Several large-scale entrepreneurial programs have been implemented — “Brave”, “Course for Independence”, and “Wings” — aimed at supporting small and medium-sized businesses, developing women’s entrepreneurship, and facilitating the social integration of veterans. These initiatives combine financial, educational, and mentoring support to create sustainable conditions for socially responsible entrepreneurship, economic resilience, and community self-sufficiency during and after the war.
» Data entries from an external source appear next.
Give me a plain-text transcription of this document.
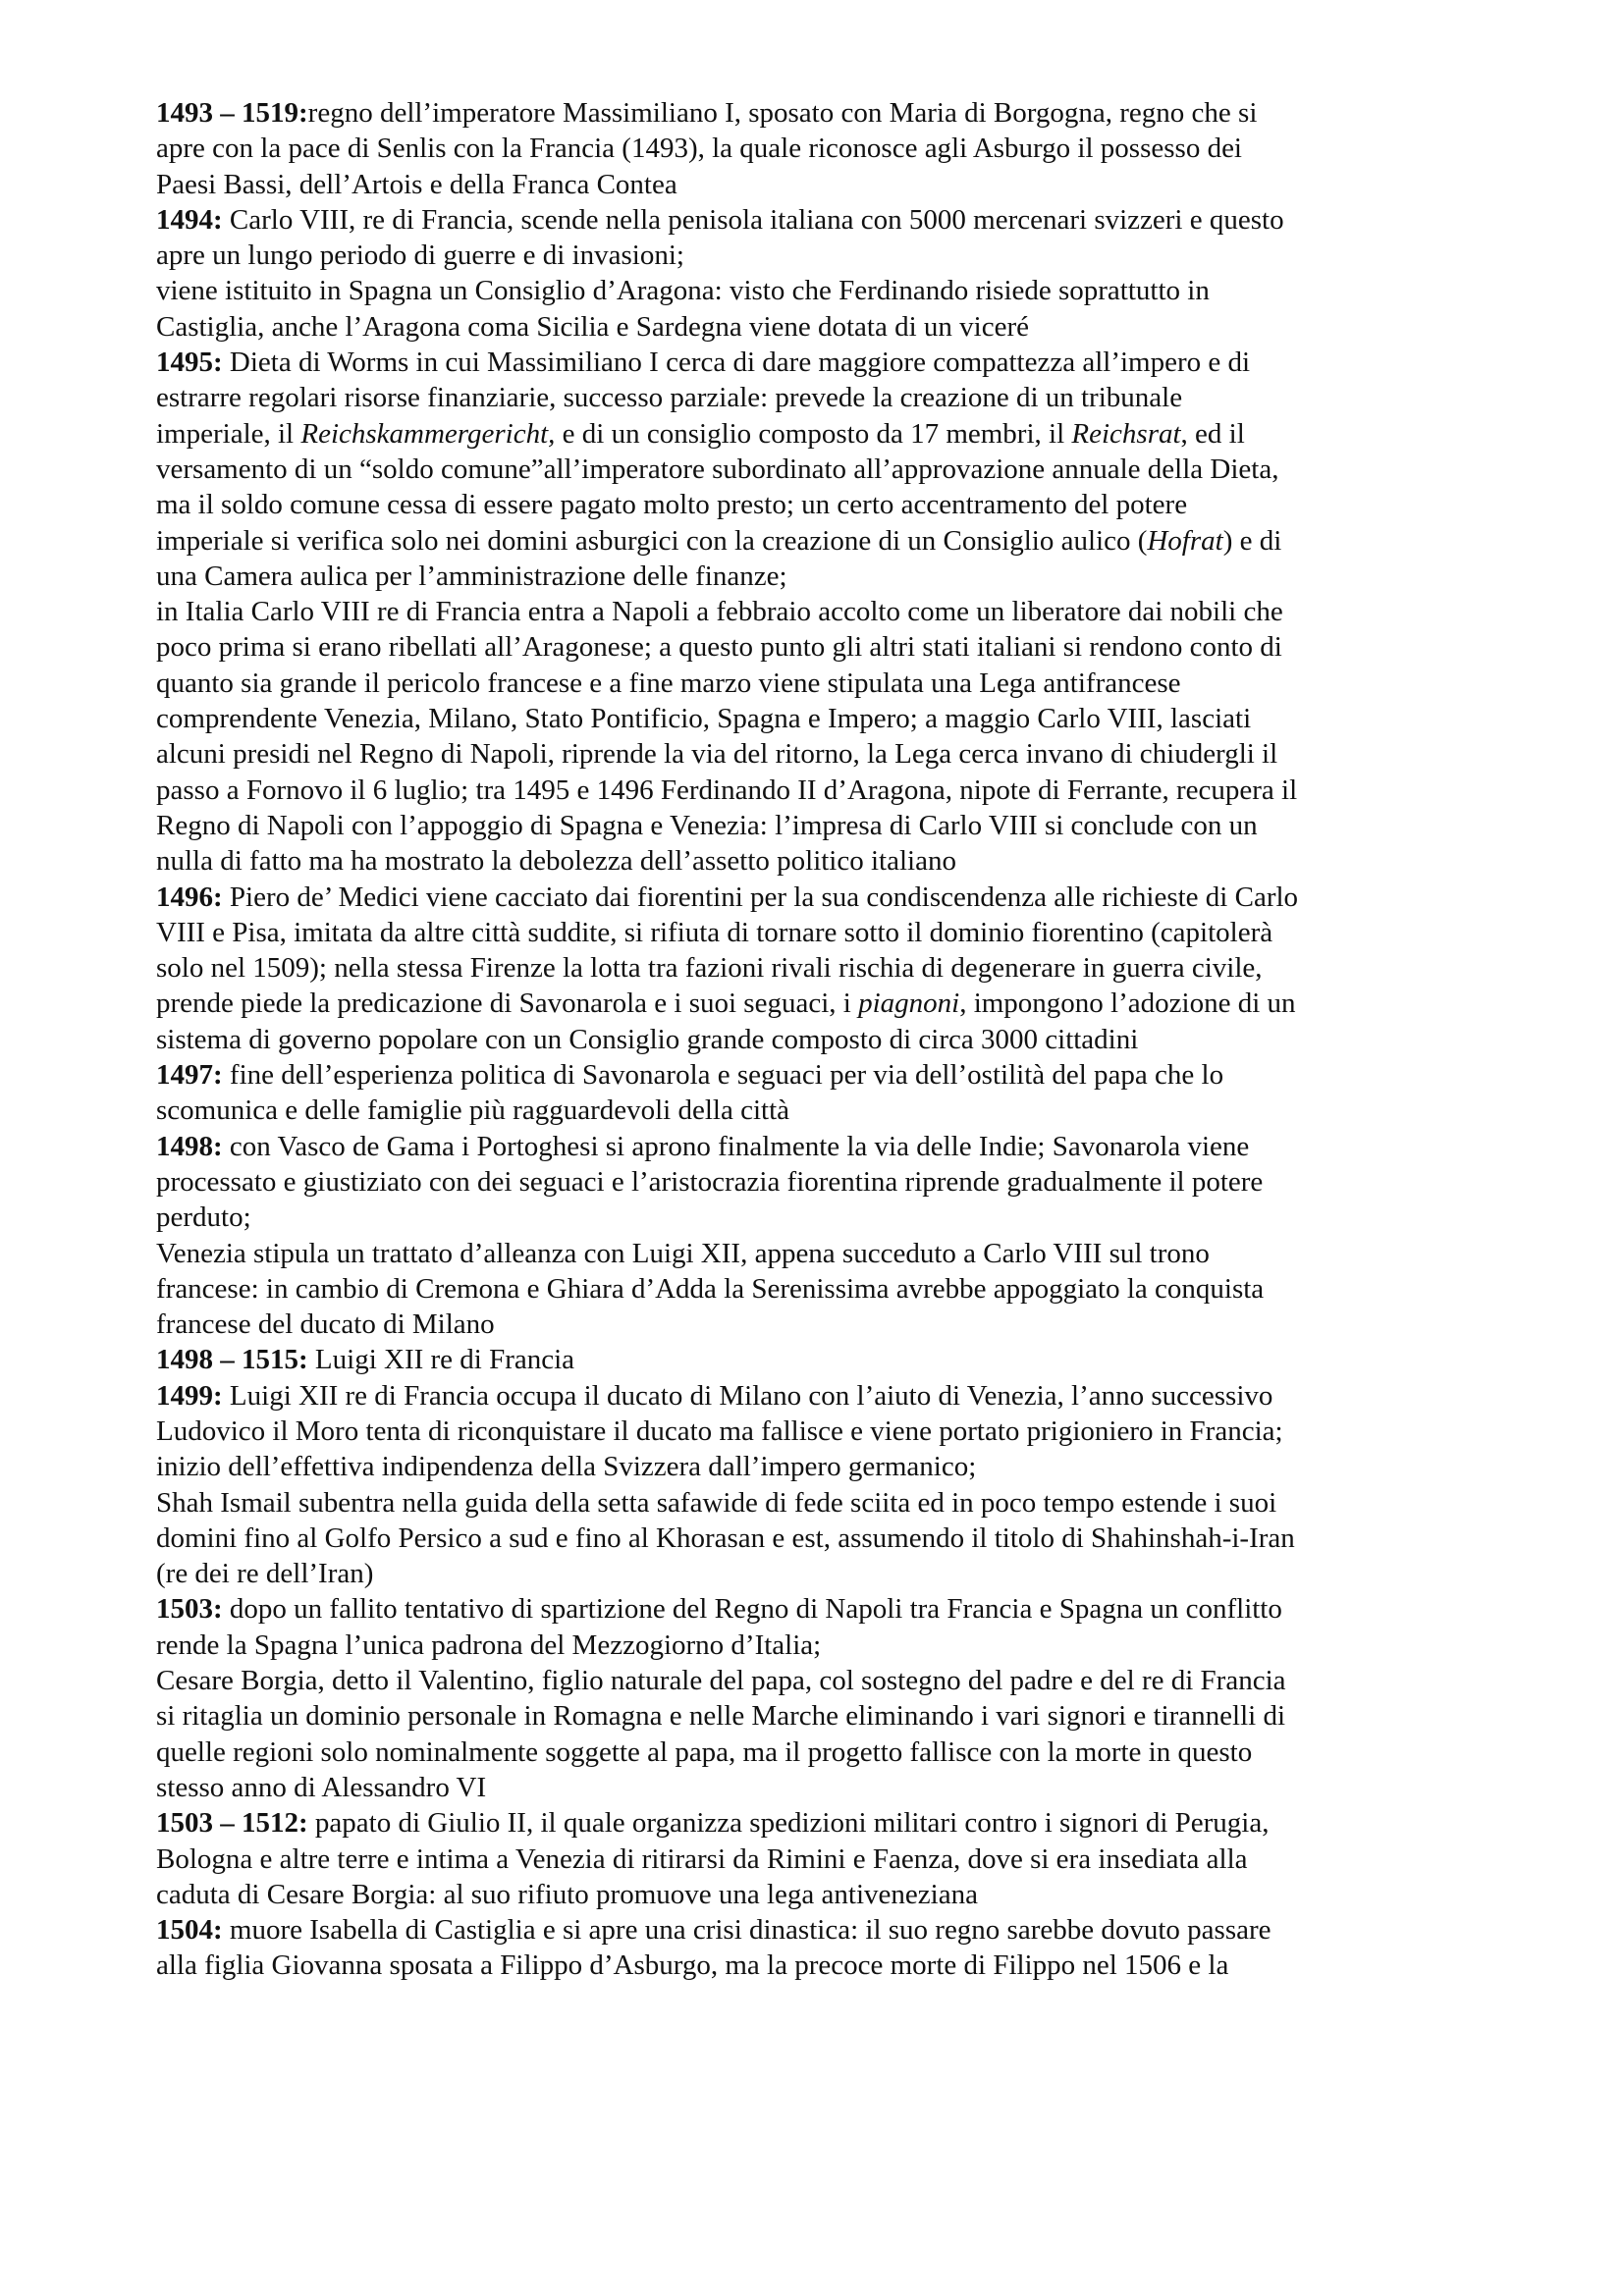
1493 – 1519:regno dell’imperatore Massimiliano I, sposato con Maria di Borgogna, regno che si
apre con la pace di Senlis con la Francia (1493), la quale riconosce agli Asburgo il possesso dei
Paesi Bassi, dell’Artois e della Franca Contea
1494: Carlo VIII, re di Francia, scende nella penisola italiana con 5000 mercenari svizzeri e questo
apre un lungo periodo di guerre e di invasioni;
viene istituito in Spagna un Consiglio d’Aragona: visto che Ferdinando risiede soprattutto in
Castiglia, anche l’Aragona coma Sicilia e Sardegna viene dotata di un viceré
1495: Dieta di Worms in cui Massimiliano I cerca di dare maggiore compattezza all’impero e di
estrarre regolari risorse finanziarie, successo parziale: prevede la creazione di un tribunale
imperiale, il Reichskammergericht, e di un consiglio composto da 17 membri, il Reichsrat, ed il
versamento di un “soldo comune”all’imperatore subordinato all’approvazione annuale della Dieta,
ma il soldo comune cessa di essere pagato molto presto; un certo accentramento del potere
imperiale si verifica solo nei domini asburgici con la creazione di un Consiglio aulico (Hofrat) e di
una Camera aulica per l’amministrazione delle finanze;
in Italia Carlo VIII re di Francia entra a Napoli a febbraio accolto come un liberatore dai nobili che
poco prima si erano ribellati all’Aragonese; a questo punto gli altri stati italiani si rendono conto di
quanto sia grande il pericolo francese e a fine marzo viene stipulata una Lega antifrancese
comprendente Venezia, Milano, Stato Pontificio, Spagna e Impero; a maggio Carlo VIII, lasciati
alcuni presidi nel Regno di Napoli, riprende la via del ritorno, la Lega cerca invano di chiudergli il
passo a Fornovo il 6 luglio; tra 1495 e 1496 Ferdinando II d’Aragona, nipote di Ferrante, recupera il
Regno di Napoli con l’appoggio di Spagna e Venezia: l’impresa di Carlo VIII si conclude con un
nulla di fatto ma ha mostrato la debolezza dell’assetto politico italiano
1496: Piero de’ Medici viene cacciato dai fiorentini per la sua condiscendenza alle richieste di Carlo
VIII e Pisa, imitata da altre città suddite, si rifiuta di tornare sotto il dominio fiorentino (capitolerà
solo nel 1509); nella stessa Firenze la lotta tra fazioni rivali rischia di degenerare in guerra civile,
prende piede la predicazione di Savonarola e i suoi seguaci, i piagnoni, impongono l’adozione di un
sistema di governo popolare con un Consiglio grande composto di circa 3000 cittadini
1497: fine dell’esperienza politica di Savonarola e seguaci per via dell’ostilità del papa che lo
scomunica e delle famiglie più ragguardevoli della città
1498: con Vasco de Gama i Portoghesi si aprono finalmente la via delle Indie; Savonarola viene
processato e giustiziato con dei seguaci e l’aristocrazia fiorentina riprende gradualmente il potere
perduto;
Venezia stipula un trattato d’alleanza con Luigi XII, appena succeduto a Carlo VIII sul trono
francese: in cambio di Cremona e Ghiara d’Adda la Serenissima avrebbe appoggiato la conquista
francese del ducato di Milano
1498 – 1515: Luigi XII re di Francia
1499: Luigi XII re di Francia occupa il ducato di Milano con l’aiuto di Venezia, l’anno successivo
Ludovico il Moro tenta di riconquistare il ducato ma fallisce e viene portato prigioniero in Francia;
inizio dell’effettiva indipendenza della Svizzera dall’impero germanico;
Shah Ismail subentra nella guida della setta safawide di fede sciita ed in poco tempo estende i suoi
domini fino al Golfo Persico a sud e fino al Khorasan e est, assumendo il titolo di Shahinshah-i-Iran
(re dei re dell’Iran)
1503: dopo un fallito tentativo di spartizione del Regno di Napoli tra Francia e Spagna un conflitto
rende la Spagna l’unica padrona del Mezzogiorno d’Italia;
Cesare Borgia, detto il Valentino, figlio naturale del papa, col sostegno del padre e del re di Francia
si ritaglia un dominio personale in Romagna e nelle Marche eliminando i vari signori e tirannelli di
quelle regioni solo nominalmente soggette al papa, ma il progetto fallisce con la morte in questo
stesso anno di Alessandro VI
1503 – 1512: papato di Giulio II, il quale organizza spedizioni militari contro i signori di Perugia,
Bologna e altre terre e intima a Venezia di ritirarsi da Rimini e Faenza, dove si era insediata alla
caduta di Cesare Borgia: al suo rifiuto promuove una lega antiveneziana
1504: muore Isabella di Castiglia e si apre una crisi dinastica: il suo regno sarebbe dovuto passare
alla figlia Giovanna sposata a Filippo d’Asburgo, ma la precoce morte di Filippo nel 1506 e la
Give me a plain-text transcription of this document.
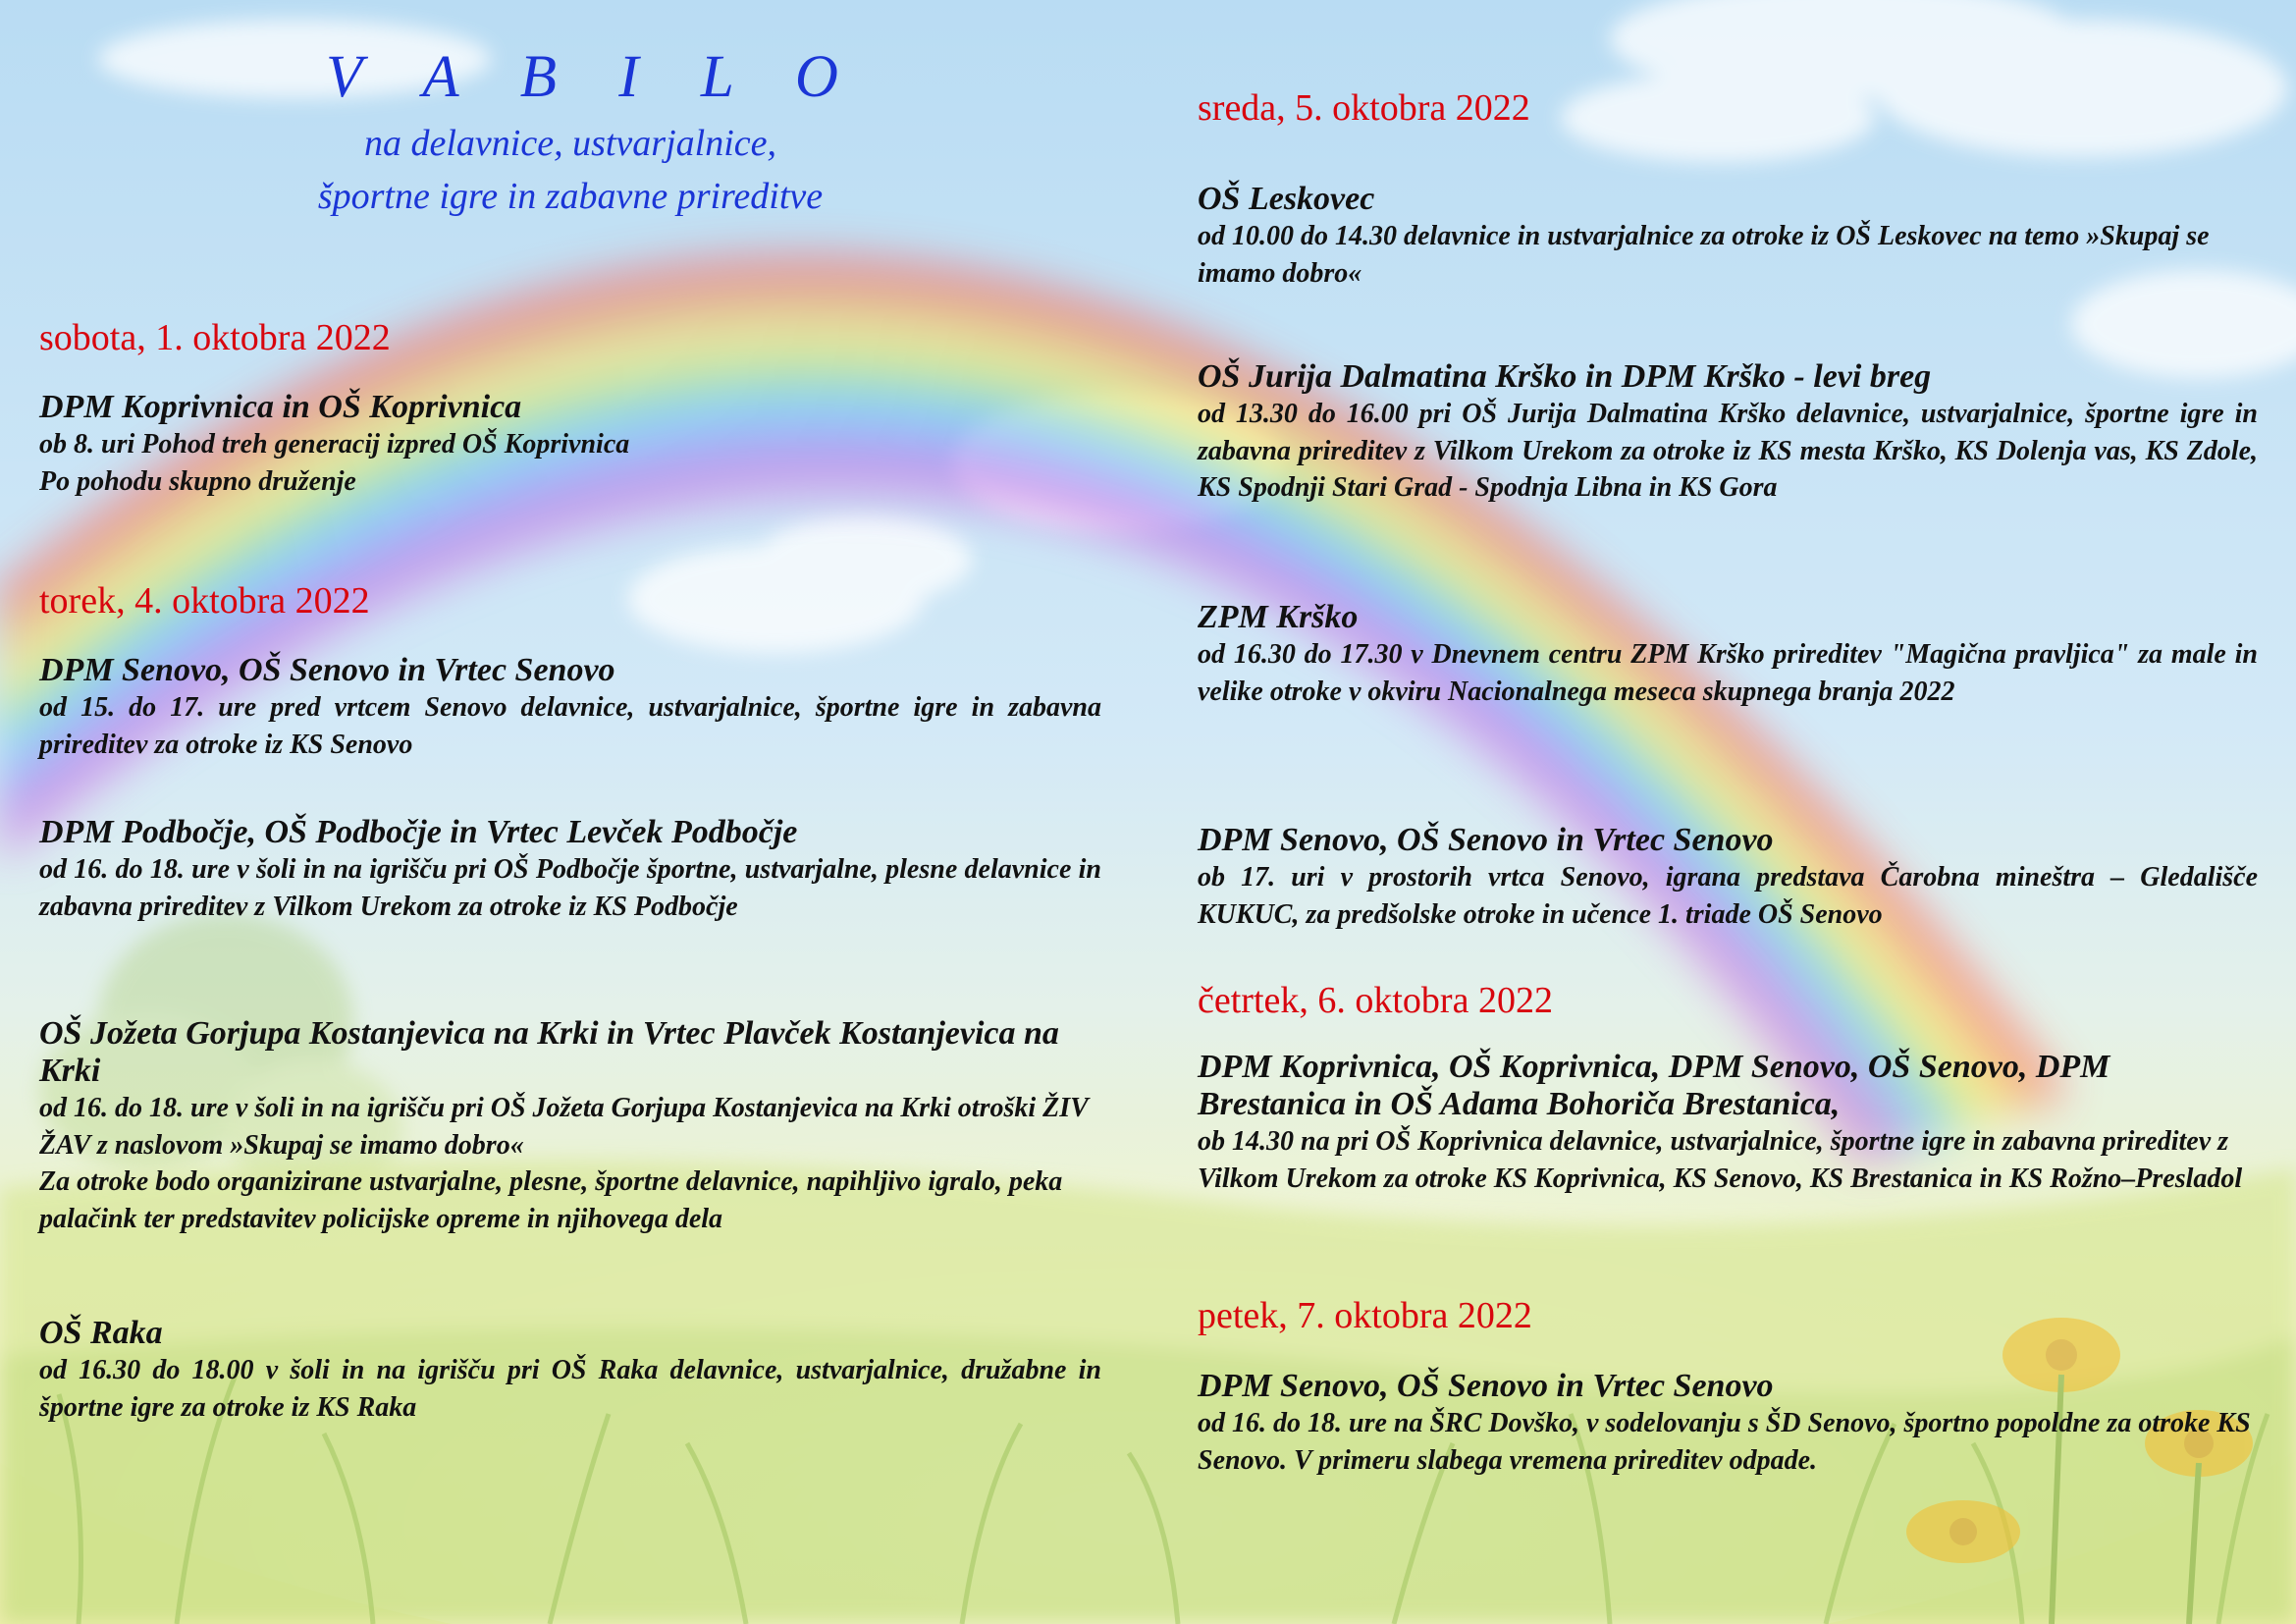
V A B I L O
na delavnice, ustvarjalnice,
športne igre in zabavne prireditve
sobota, 1. oktobra 2022
DPM Koprivnica in OŠ Koprivnica
ob 8. uri Pohod treh generacij izpred OŠ Koprivnica
Po pohodu skupno druženje
torek, 4. oktobra 2022
DPM Senovo, OŠ Senovo in Vrtec Senovo
od 15. do 17. ure pred vrtcem Senovo delavnice, ustvarjalnice, športne igre in zabavna prireditev za otroke iz KS Senovo
DPM Podbočje, OŠ Podbočje in Vrtec Levček Podbočje
od 16. do 18. ure v šoli in na igrišču pri OŠ Podbočje športne, ustvarjalne, plesne delavnice in zabavna prireditev z Vilkom Urekom za otroke iz KS Podbočje
OŠ Jožeta Gorjupa Kostanjevica na Krki in Vrtec Plavček Kostanjevica na Krki
od 16. do 18. ure v šoli in na igrišču pri OŠ Jožeta Gorjupa Kostanjevica na Krki otroški ŽIV ŽAV z naslovom »Skupaj se imamo dobro«
Za otroke bodo organizirane ustvarjalne, plesne, športne delavnice, napihljivo igralo, peka palačink ter predstavitev policijske opreme in njihovega dela
OŠ Raka
od 16.30 do 18.00 v šoli in na igrišču pri OŠ Raka delavnice, ustvarjalnice, družabne in športne igre za otroke iz KS Raka
sreda, 5. oktobra 2022
OŠ Leskovec
od 10.00 do 14.30 delavnice in ustvarjalnice za otroke iz OŠ Leskovec na temo »Skupaj se imamo dobro«
OŠ Jurija Dalmatina Krško in DPM Krško - levi breg
od 13.30 do 16.00 pri OŠ Jurija Dalmatina Krško delavnice, ustvarjalnice, športne igre in zabavna prireditev z Vilkom Urekom za otroke iz KS mesta Krško, KS Dolenja vas, KS Zdole, KS Spodnji Stari Grad - Spodnja Libna in KS Gora
ZPM Krško
od 16.30 do 17.30 v Dnevnem centru ZPM Krško prireditev "Magična pravljica" za male in velike otroke v okviru Nacionalnega meseca skupnega branja 2022
DPM Senovo, OŠ Senovo in Vrtec Senovo
ob 17. uri v prostorih vrtca Senovo, igrana predstava Čarobna mineštra – Gledališče KUKUC, za predšolske otroke in učence 1. triade OŠ Senovo
četrtek, 6. oktobra 2022
DPM Koprivnica, OŠ Koprivnica, DPM Senovo, OŠ Senovo, DPM Brestanica in OŠ Adama Bohoriča Brestanica,
ob 14.30 na pri OŠ Koprivnica delavnice, ustvarjalnice, športne igre in zabavna prireditev z Vilkom Urekom za otroke KS Koprivnica, KS Senovo, KS Brestanica in KS Rožno–Presladol
petek, 7. oktobra 2022
DPM Senovo, OŠ Senovo in Vrtec Senovo
od 16. do 18. ure na ŠRC Dovško, v sodelovanju s ŠD Senovo, športno popoldne za otroke KS Senovo. V primeru slabega vremena prireditev odpade.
Within these programs, 570 business initiatives have been financed, 1,110 jobs created, and 1,304 participants have completed training — both specialized (including the NUBiP “Crop Production and Processing” program) and business-oriented (from the “Light of Hope” Charitable Foundation and MIM Business School). According to an evaluation based on the SROI methodology, the social return on investment of the “Course for Independence” program amounts to €6.34 for every €1 invested.

A separate focus of the company’s activity is the reintegration and psychosocial support of veterans, families of servicemen, internally displaced persons, people with disabilities, low-income families, and the elderly. For this purpose, Astarta and the Ministry of Social Policy of Ukraine initiated and implemented the nationwide project “Resilience Centers.” Currently, more than 200 such centers operate across Ukraine.

== Astarta's contribution to the Ukrainian Economy ==
In August 2021, E&Y presented the results of its research on a comprehensive assessment of Astarta's total contribution to the Ukrainian economy.

In August 2025, Astarta reported that its contribution to the country’s economy over nineteen years of public operations had exceeded USD 3.12 billion.